Был он настроен мрачно, но с дамой говорил мягко, стараясь подбирать «деликатные» слова.
– Что с вами, Григорий Ефимович? – участливым тоном спросила Лебедева. – Вы вроде бы сам не свой? Случилось что-нибудь?
– Нет, не случилось. – Распутин наклонил голову, посмотрел себе под ноги. Пол между ипподромными скамейками, покрытыми свежим рыжеватым лаком, был тщательно подметен и обрызган душистой водой: сегодня на ипподроме ожидали знатных гостей. Сам Распутин тоже принадлежал к числу знатных – к нему уже дважды прибегал служка от хозяина, спрашивал, не надо ли чего? Распутин с хмыканьем отсылал его обратно – ничего ему было не надо. И Зинаиде Сергеевне Лебедевой тоже ничего не надо было. Служка убегал огорченный. – О германце думаю, – пояснил Распутин.
– И что же германец?
– Хитрый он. И хорошо организованный, в отличие от нас.
– Будет с ним война?
– А кто знает? – Распутин приподнял плечи, обтянутые красным шелком, поежился. – Не хотелось бы! – Недобро покосился на вторую свою спутницу, язвительную старуху Головину, никак она не хочет оставить их вдвоем с Лебедевой, сидит неподвижно рядом, изредка вставляет в речь что-нибудь колкое, язвительное, переживает за свою дочку Муню – а вдруг «старец» отдалит ту от себя? «Статуй, – неприязненно думал о Головиной Распутин, – ворона кастрированная. Как клювом-то ворочает! Того гляди, печенку расклюет. А? И с кишками выдерет. Во дворе стоял статуй… Тьфу!»
– Не молчите, Григорий Ефимович, – попросила Лебедева, – скажите что-нибудь.
– Настроения нет, – вздохнул Распутин, поиграл знатным крымским ремешком.
– Али чувствуете что? – спросила Лебедева.
– Может быть, – неопределенно отозвался Распутин, насупился, свечечки в его глазах заполыхали ярко, неземно, и он, покосившись на Головину, повторил чуть придушенным голосом: – Может быть!
– И все-таки, Григорий Ефимович, будет война с немцами? Не скрывайте, пожалуйста. Вы знаете куда больше, чем многие министры, и уж куда более нас, двух бедных женщин. Вы ведь… – Лебедева не договорила, подняла глаза, посмотрела в пряничную небесную высь, словно показывая, какое положение занимает Распутин в России, при царском дворе и в министерских кабинетах.

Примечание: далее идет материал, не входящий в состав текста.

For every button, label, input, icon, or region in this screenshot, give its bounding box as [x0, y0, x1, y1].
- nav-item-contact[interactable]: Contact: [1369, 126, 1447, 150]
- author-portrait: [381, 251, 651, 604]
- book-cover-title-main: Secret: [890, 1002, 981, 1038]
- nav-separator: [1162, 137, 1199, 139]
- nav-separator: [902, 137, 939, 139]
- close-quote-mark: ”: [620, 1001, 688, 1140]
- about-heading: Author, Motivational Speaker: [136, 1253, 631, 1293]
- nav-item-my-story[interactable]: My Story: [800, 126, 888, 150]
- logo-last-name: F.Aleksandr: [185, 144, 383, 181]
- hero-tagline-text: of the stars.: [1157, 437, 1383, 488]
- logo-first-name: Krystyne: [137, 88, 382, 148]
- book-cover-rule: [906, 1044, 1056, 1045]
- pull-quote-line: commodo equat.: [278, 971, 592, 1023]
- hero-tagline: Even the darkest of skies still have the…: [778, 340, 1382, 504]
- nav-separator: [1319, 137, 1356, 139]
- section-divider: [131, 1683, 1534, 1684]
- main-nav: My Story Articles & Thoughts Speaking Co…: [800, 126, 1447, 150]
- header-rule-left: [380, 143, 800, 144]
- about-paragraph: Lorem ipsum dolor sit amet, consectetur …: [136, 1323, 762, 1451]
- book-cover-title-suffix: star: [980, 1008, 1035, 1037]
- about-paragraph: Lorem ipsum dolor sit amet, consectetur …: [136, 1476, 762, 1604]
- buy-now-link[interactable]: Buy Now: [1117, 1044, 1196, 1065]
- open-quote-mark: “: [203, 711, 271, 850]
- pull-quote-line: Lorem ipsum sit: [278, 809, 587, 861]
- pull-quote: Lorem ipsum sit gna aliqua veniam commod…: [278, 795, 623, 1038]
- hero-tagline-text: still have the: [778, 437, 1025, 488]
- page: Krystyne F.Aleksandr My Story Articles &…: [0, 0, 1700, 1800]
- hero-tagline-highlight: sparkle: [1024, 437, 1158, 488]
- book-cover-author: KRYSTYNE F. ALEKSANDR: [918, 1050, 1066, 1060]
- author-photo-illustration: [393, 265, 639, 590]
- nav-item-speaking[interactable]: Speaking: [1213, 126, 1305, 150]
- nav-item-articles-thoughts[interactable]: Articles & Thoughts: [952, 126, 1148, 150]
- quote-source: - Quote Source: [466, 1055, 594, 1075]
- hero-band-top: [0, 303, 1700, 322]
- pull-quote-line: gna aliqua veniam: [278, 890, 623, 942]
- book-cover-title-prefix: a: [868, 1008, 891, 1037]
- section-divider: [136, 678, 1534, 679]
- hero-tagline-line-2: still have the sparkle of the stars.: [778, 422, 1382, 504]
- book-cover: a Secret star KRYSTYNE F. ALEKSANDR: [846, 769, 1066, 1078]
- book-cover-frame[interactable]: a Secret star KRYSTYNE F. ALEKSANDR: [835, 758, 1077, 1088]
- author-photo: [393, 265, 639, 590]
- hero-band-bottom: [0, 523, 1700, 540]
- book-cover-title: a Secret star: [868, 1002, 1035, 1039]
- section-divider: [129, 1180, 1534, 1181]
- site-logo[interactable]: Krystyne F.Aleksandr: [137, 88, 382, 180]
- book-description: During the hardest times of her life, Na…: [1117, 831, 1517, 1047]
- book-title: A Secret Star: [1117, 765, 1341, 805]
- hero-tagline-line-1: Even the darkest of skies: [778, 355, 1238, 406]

– Я не хочу этой войны, – твердо проговорил Распутин, – очень не хочу и сделаю все, чтобы ее не было. Хватит! Будет! – Он громко сглотнул. – И так русский мужик довольно пролил своей кровушки. Надо ль лить еще? – Голос его наполнился теплом, это засекла Головина, по-вороньи фыркнула, дернула плечом.
– Не надо, и я за это, – не замедлила отозваться Лебедева. – Война – это страшно. Но мы ведь так повязаны с английским и французским капиталом, что стоит только Англии или Франции недовольно поднять левую бровь, как Россия тут же нажмет на спусковой крючок винтовки – Россия не оставит своих союзников.
– А мамаша? – неожиданно спросил Распутин.